Clearly the revelations out of the RBA imply that markets are under-clubbing the risk of higher policy rates. The idea that risk is weighted to the upside is also prevalent elsewhere, despite fracturing banking systems, weak forward indicators and signs that inflation has already peaked in most major economies. The Bank of England’s Huw Pill (always good for a line) has helpfully noted that UK inflation is at a “turning point”. Unfortunately, with UK growth in the doldrums, and GDP languishing below pre-Covid levels, that turning point resembles the one used by the Titanic moments before striking the iceberg.

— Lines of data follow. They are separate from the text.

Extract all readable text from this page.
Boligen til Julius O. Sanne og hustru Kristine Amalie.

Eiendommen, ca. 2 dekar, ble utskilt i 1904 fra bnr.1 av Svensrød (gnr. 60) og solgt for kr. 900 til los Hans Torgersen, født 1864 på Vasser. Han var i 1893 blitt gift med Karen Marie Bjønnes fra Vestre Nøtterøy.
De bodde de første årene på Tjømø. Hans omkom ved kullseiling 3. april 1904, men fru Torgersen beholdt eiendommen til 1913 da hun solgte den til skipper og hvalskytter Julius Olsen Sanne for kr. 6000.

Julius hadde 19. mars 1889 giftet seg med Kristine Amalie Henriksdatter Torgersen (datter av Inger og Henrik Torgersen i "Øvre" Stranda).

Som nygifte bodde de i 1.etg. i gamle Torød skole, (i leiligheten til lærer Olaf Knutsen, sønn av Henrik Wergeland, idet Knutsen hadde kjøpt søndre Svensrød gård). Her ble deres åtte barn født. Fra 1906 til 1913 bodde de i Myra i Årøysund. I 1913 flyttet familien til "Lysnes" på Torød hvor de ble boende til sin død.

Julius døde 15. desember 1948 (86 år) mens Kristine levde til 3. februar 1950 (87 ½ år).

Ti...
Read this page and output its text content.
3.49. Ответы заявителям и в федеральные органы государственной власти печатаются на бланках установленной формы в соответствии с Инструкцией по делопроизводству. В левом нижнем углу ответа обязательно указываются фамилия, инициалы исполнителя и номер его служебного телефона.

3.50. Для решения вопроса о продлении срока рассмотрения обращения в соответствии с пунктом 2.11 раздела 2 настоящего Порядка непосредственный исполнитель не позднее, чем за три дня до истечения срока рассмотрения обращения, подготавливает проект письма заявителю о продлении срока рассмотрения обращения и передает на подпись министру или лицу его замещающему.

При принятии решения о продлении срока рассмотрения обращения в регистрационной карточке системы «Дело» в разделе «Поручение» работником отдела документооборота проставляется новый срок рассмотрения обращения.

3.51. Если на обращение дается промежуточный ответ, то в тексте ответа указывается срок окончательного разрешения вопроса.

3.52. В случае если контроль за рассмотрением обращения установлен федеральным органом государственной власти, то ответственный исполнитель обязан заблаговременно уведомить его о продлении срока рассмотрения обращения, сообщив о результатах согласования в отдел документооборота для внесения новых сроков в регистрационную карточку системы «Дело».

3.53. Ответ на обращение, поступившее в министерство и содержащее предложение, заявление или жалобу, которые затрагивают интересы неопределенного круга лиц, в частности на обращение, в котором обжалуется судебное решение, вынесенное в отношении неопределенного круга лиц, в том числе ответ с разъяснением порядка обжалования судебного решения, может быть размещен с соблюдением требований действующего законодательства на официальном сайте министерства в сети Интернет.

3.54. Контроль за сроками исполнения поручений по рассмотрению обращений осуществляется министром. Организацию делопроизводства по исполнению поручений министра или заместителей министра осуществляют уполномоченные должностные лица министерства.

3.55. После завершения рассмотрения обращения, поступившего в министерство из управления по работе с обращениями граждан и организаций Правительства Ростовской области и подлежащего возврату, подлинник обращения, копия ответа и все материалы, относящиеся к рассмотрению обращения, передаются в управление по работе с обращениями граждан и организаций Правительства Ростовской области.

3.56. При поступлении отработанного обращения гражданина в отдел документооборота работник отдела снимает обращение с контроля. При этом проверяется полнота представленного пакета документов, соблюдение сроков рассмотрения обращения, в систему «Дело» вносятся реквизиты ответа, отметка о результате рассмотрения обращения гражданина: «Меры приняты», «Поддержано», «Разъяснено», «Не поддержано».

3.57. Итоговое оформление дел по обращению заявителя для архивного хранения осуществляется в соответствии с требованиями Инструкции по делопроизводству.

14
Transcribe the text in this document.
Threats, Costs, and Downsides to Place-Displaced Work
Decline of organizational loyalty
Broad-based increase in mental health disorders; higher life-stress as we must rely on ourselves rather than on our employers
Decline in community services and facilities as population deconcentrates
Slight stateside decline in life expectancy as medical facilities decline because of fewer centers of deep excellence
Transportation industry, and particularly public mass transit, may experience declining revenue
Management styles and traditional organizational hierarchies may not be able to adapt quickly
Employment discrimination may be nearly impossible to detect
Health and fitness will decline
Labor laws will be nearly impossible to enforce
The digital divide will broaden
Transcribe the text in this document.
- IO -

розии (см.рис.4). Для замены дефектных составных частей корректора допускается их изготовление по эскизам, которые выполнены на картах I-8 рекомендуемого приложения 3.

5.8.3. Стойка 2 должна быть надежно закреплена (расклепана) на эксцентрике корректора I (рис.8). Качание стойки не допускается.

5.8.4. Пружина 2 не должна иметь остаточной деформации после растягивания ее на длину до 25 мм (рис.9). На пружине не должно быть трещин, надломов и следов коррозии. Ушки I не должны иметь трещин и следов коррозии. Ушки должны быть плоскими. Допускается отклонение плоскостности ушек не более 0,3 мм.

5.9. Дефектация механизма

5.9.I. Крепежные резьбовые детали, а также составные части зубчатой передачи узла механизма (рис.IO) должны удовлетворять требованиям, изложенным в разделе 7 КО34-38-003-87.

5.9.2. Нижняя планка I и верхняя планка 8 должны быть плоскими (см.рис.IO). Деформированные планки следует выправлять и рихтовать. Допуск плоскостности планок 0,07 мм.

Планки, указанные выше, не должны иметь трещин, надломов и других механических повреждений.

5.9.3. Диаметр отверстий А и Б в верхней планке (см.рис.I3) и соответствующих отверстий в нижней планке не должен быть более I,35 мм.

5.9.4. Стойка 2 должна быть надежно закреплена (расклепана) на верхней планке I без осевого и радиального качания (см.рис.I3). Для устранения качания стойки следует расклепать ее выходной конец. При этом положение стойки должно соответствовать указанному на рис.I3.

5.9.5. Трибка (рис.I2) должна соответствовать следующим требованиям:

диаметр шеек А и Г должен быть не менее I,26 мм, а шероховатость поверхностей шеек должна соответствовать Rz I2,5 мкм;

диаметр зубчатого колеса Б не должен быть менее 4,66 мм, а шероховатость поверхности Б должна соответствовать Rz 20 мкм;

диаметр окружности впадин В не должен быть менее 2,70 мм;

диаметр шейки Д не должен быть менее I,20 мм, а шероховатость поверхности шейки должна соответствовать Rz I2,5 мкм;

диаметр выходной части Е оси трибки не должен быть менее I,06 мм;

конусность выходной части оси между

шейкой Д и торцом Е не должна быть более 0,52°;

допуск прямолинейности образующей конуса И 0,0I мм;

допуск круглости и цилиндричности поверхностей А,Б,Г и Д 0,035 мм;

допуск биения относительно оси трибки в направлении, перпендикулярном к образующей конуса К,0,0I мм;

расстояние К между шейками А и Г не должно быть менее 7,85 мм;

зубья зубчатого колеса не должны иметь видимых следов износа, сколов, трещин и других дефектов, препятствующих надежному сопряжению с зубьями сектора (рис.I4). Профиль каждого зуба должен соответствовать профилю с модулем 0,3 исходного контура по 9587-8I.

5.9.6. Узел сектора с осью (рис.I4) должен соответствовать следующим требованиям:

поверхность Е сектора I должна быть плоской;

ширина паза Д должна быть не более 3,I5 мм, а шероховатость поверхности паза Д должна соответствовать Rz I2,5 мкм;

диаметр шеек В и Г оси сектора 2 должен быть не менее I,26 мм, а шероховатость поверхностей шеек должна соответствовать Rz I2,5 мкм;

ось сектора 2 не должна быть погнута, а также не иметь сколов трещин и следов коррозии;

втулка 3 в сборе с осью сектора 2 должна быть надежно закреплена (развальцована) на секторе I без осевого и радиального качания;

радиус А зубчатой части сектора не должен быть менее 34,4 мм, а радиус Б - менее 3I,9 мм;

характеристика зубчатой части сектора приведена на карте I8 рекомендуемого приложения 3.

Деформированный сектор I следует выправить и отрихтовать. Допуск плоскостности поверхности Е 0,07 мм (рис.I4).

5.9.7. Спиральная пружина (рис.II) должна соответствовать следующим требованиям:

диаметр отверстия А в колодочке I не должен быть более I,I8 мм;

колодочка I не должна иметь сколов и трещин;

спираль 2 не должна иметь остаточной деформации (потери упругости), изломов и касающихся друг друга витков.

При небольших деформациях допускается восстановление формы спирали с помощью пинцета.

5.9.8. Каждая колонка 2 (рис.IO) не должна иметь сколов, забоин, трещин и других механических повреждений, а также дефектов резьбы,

Pill had earlier told Britons to get used to the idea of being poorer, and our own UK expert, Stefan Koopman, believes that a recession is required to sustainably take the wind out of UK inflation pressures. Gloomy stuff.
Elsewhere, the Fed is poised to pause, and the ECB is sending signals that the end of the cycle is nigh. ECB Vice President Luis de Guindos last week said that there could still be more rate hikes on the way, but hedged his comments with the usual line that further hikes will depend on the flow of data and considerations of the tightening in credit conditions that was presaged by the Euro area lending survey earlier in the month.
Conjecture over whether or not central banks are doing enough to get inflation under control (or whether they can actually do anything to get inflation under control) is all well and good, but the debt ceiling remains the elephant in the room for now. Markets are fixing their eyes not on what is seen, but on what is unseen (the ‘star variables’), and hoping that the unthinkable doesn’t happen in the meantime. This week we will be looking forward to US politicians ‘ceiling a deal’ to keep markets turning over so we can all go back to worrying about normal things like inflation and geopolitics.